What role can Australia play in global food security?

Although Australia accounts for less than three per cent of global food trade, we are among the net food exporting nations of the world. While the challenges around food security are considerable, there are significant opportunities for Australia to contribute to global solutions.

Australia’s strengths

  • Australia has key strengths that are highly relevant to building food security:

  • Australian agriculture has maintained its leading position by producing food on the driest inhabited continent, on low quality soils and in the face of continual climate variability.

  • We have built strong links and capabilities in delivering technological development to developing countries in our region.

  • We have a strong research and development (R&D) base and our agricultural R&D capability ranks among the best in the world.

  • We have developed a strong capability in climate change research including studies on impacts, adaptation and mitigation.

  • We have expertise in human health and nutrition research.

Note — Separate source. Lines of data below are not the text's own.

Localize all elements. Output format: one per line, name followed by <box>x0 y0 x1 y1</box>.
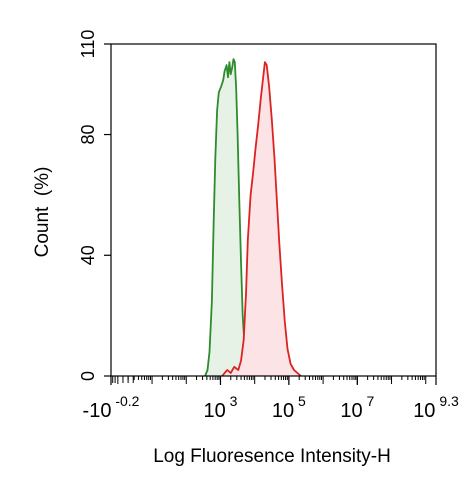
x-tick-label: 10 9.3 <box>413 393 459 422</box>
y-axis: 0 40 80 110 <box>78 30 111 381</box>
series-layer <box>204 58 302 377</box>
y-axis-label: Count (%) <box>32 167 53 258</box>
y-tick-label: 0 <box>78 371 98 381</box>
x-axis: -10 -0.2 10 3 10 5 10 7 10 9.3 <box>83 376 459 422</box>
y-tick-label: 110 <box>78 30 98 59</box>
series-1-line <box>204 58 253 377</box>
x-tick-label: 10 5 <box>272 393 306 422</box>
x-tick-label: -10 -0.2 <box>83 393 140 422</box>
plot-frame <box>110 43 437 377</box>
x-axis-label: Log Fluoresence Intensity-H <box>153 446 391 467</box>
x-tick-label: 10 3 <box>204 393 238 422</box>
y-tick-label: 80 <box>78 125 98 145</box>
y-tick-label: 40 <box>78 245 98 265</box>
series-2-area <box>222 62 301 376</box>
series-2-line <box>221 61 302 377</box>
x-tick-label: 10 7 <box>340 393 374 422</box>
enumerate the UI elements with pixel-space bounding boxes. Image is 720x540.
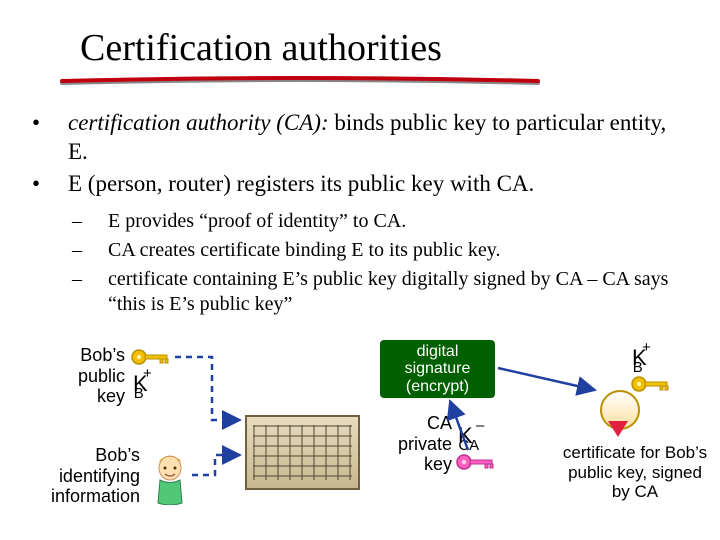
sub-2: –CA creates certificate binding E to its… [90, 238, 680, 263]
sub-3: –certificate containing E’s public key d… [90, 267, 680, 317]
main-bullets: •certification authority (CA): binds pub… [50, 109, 680, 199]
gold-key-icon [130, 348, 170, 366]
bullet-2: •E (person, router) registers its public… [50, 170, 680, 199]
diagram: Bob’s public key K+B Bob’s identifying i… [0, 335, 720, 535]
k-b-plus-2: K+B [632, 345, 651, 376]
signature-box: digital signature (encrypt) [380, 340, 495, 398]
k-ca-minus: K–CA [458, 423, 487, 454]
gold-key-icon-2 [630, 375, 670, 393]
certificate-ribbon-icon [608, 421, 628, 437]
bullet-1: •certification authority (CA): binds pub… [50, 109, 680, 167]
k-b-plus-1: K+B [133, 371, 152, 402]
person-icon [150, 455, 190, 505]
sub-1: –E provides “proof of identity” to CA. [90, 209, 680, 234]
ca-private-key-label: CA private key [390, 413, 452, 475]
bobs-public-key-label: Bob’s public key [60, 345, 125, 407]
building-icon [245, 415, 360, 490]
sub-bullets: –E provides “proof of identity” to CA. –… [90, 209, 680, 317]
bullet-2-rest: E (person, router) registers its public … [68, 171, 534, 196]
certificate-label: certificate for Bob’s public key, signed… [560, 443, 710, 502]
title-underline [60, 74, 540, 86]
bobs-id-label: Bob’s identifying information [30, 445, 140, 507]
page-title: Certification authorities [80, 28, 680, 70]
pink-key-icon [455, 453, 495, 471]
bullet-1-lead: certification authority (CA): [68, 110, 329, 135]
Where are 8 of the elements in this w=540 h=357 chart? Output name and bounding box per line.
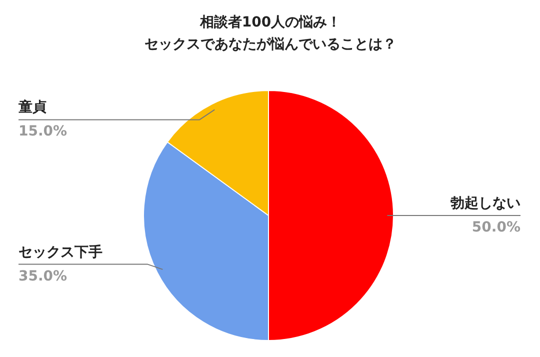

These strengths provide a solid foundation to catalyse transformation in the food value chain required to address food security issues. Advances can be made through a national and coordinated approach to food; by building human capacity; by investing in R&D and by inspiring awareness of the nutritional value of food at both the production and consumption levels.

Main messages

A national approach to food

Food production and processing is a fundamental part of Australia’s economy and the health and wellbeing of its citizens. Food, however, is not currently dealt with in a way which brings together food related policy, regulatory agencies and research organisations.

As food security continues to emerge as a challenge globally and domestically, there will be increasing demand for:

  • Efficiency in food production, processing and distribution and responsibility in purchasing and consumption to reduce wastage and minimise costs.

  • R&D and the delivery of innovations to underpin productivity growth in the food sector, to meet human health needs and bring improvements in food processing.

  • Flexibility and responsiveness in regulation to ensure rapid delivery of innovations to the food value chain.

Different policy, regulatory and program areas related to food should be brought together to ensure that government takes a consistent approach to food and food security.

A national approach would bring a high level of coordination, build a strategy for a resilient food value chain and emphasise the link between food and population health.